Want to add: based on my recent experiments with syncing on ramdisk (which basically removes most of the the IO cost) I have to conclude that syncing - when enough RAM is available - is largely CPU (and ofc network) bound in practice. Because of the serious lack of parallelization it doesn’t really matter if there are many cores available, on average only 1 will be fully utilized at a time. Especially below assumevalid height with default settings.
edit: In this context Utreexo only helps with capping the RAM required for expedient validation, while can possibly hinder improved parallelization. Opportunistic write-through memory caching from OS explains why the sync is mainly CPU bound while the UTXO set fits into the unused RAM while nodes not clearly benefiting from larger dbcache settings in practice.
perhaps it’s not acceptable for everything because the incentive to attack the chain over a 1 year re-org (unlikely) is greater if the attacker can confiscate everything vs dust
I really like the idea you’ve outlined here. I’m working on a proposal that addresses dust by targeting dust created for clearly non-monetary purposes. I believe it’s superior to a blanket dust removal because, rather than touching all dust, it only acts on dust that can be deterministically shown to be spamming the network in support of non-monetary activity external to Bitcoin’s monetary function.

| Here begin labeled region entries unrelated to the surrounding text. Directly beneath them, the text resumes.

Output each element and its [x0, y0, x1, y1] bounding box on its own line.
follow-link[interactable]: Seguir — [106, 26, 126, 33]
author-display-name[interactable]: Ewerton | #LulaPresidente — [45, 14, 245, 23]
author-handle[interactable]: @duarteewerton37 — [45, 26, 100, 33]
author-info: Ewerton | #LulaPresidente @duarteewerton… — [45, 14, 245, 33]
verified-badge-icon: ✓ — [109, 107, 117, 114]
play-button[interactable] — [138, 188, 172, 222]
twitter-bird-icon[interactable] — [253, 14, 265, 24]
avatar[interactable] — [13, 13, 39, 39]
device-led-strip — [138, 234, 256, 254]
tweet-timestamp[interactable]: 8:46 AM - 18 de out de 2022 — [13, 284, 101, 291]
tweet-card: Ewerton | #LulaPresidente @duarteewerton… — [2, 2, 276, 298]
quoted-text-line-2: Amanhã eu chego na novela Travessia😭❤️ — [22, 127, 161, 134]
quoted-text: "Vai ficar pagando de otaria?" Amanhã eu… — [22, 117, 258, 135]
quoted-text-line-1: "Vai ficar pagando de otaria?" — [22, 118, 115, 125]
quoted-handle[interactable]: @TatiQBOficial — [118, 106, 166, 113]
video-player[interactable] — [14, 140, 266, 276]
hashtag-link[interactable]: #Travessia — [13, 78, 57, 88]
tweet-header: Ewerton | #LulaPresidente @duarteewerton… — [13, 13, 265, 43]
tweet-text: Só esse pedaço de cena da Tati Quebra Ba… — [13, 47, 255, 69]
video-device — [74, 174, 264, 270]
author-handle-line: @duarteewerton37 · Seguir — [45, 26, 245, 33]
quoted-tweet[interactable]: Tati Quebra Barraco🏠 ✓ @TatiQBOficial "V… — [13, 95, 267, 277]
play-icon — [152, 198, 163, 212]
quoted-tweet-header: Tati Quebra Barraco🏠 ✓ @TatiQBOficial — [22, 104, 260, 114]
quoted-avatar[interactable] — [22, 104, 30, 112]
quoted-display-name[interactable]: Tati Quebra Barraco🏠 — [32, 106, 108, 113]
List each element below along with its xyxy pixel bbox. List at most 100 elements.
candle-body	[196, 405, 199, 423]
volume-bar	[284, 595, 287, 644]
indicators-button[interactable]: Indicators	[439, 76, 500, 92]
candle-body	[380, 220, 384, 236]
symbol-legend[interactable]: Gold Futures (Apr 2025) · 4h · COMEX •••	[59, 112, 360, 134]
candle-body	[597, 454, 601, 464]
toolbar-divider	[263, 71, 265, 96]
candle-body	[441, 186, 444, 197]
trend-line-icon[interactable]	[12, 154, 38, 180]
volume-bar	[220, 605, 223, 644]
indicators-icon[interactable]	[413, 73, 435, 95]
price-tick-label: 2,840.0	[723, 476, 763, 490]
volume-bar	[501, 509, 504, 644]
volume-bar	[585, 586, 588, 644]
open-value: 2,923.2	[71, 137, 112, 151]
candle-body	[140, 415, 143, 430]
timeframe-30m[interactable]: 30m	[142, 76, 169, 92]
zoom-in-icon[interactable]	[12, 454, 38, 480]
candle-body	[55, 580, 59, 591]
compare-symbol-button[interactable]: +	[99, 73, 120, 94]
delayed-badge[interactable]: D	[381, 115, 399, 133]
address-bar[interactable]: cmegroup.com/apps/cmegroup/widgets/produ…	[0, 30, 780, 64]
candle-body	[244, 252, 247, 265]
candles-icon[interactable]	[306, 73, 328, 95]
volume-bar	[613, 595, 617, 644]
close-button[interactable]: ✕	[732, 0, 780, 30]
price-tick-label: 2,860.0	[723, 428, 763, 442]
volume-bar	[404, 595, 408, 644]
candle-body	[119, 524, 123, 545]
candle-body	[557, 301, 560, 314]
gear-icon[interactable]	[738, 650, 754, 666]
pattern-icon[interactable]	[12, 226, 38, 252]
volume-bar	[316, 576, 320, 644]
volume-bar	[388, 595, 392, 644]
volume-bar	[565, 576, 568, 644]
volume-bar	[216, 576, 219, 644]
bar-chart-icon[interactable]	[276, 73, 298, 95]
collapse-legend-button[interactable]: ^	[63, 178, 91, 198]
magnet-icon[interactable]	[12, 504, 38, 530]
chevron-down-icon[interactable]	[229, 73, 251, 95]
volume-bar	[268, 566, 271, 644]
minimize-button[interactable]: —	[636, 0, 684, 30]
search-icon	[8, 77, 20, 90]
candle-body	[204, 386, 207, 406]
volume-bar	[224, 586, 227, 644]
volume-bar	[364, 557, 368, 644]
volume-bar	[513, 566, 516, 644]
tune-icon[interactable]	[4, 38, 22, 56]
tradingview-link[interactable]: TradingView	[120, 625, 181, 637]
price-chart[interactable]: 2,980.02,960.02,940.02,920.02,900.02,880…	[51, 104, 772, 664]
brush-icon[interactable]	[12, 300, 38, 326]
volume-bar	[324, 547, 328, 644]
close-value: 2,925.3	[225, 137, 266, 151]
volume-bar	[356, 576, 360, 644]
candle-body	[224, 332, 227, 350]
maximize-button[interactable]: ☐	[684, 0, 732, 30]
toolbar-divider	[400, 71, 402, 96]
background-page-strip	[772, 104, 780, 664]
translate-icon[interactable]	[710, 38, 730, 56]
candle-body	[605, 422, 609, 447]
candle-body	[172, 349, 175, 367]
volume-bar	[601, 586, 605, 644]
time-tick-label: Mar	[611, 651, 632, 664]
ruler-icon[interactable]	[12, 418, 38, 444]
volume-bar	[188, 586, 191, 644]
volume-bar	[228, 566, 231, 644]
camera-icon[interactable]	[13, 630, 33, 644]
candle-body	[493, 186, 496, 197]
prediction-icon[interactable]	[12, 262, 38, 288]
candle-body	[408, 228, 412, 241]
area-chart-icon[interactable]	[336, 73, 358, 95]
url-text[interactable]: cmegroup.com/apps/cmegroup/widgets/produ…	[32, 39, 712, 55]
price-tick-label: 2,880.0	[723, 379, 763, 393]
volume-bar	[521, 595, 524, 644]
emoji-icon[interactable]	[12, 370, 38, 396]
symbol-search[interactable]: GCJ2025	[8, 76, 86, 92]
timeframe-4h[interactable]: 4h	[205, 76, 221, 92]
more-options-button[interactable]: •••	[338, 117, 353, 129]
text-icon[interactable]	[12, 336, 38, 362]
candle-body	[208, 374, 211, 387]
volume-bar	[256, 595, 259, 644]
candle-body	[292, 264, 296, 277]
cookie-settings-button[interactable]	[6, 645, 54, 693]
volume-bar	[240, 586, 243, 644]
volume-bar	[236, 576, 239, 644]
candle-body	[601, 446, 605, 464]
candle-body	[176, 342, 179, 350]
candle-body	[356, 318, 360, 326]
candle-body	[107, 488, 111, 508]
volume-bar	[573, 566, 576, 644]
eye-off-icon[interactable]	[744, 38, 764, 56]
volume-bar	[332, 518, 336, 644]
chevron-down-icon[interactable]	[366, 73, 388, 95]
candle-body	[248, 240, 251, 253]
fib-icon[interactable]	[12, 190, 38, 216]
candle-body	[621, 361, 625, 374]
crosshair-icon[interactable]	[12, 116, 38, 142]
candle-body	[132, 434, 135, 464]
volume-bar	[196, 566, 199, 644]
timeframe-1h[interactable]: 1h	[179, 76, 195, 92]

This has the added benefit of also removing the financial incentives that drive much of this spam in the first place.
According to my analysis so far, at least ~40% of Bitcoin Core’s current UTXO set consists of dust under 1,000 satoshis that can be deterministically shown to match the classification rules for spam created by Ordinals (a type of Bitcoin spam) alone.
I also find your method of shifting the burden onto the user a very clever way of avoiding any confiscation risk. I’d love to explore whether something similar could be adapted to my proposal, although I’m not yet sure it’s compatible, since a key goal is also to reduce the incentive to continue this behavior going forward.
I’m curious about what you mean by “deterministic” here. I guess you mean something like, if you pass the dust utxo through a spam-checking-function f it always returns true, not just sometimes? Obviously in a very general sense you have no fully objective deciding function, but maybe you are trying to emphasize that it’s reliable for some subset? (To be clear I don’t believe anything like this makes sense, but I’m curious to understand the exact line of thought implied by that word).
Yes, you got it. The classification rules are specific and objective. They apply to on-chain data and can be verified by anyone using the same rules to produce the exact same set of transactions with no errors.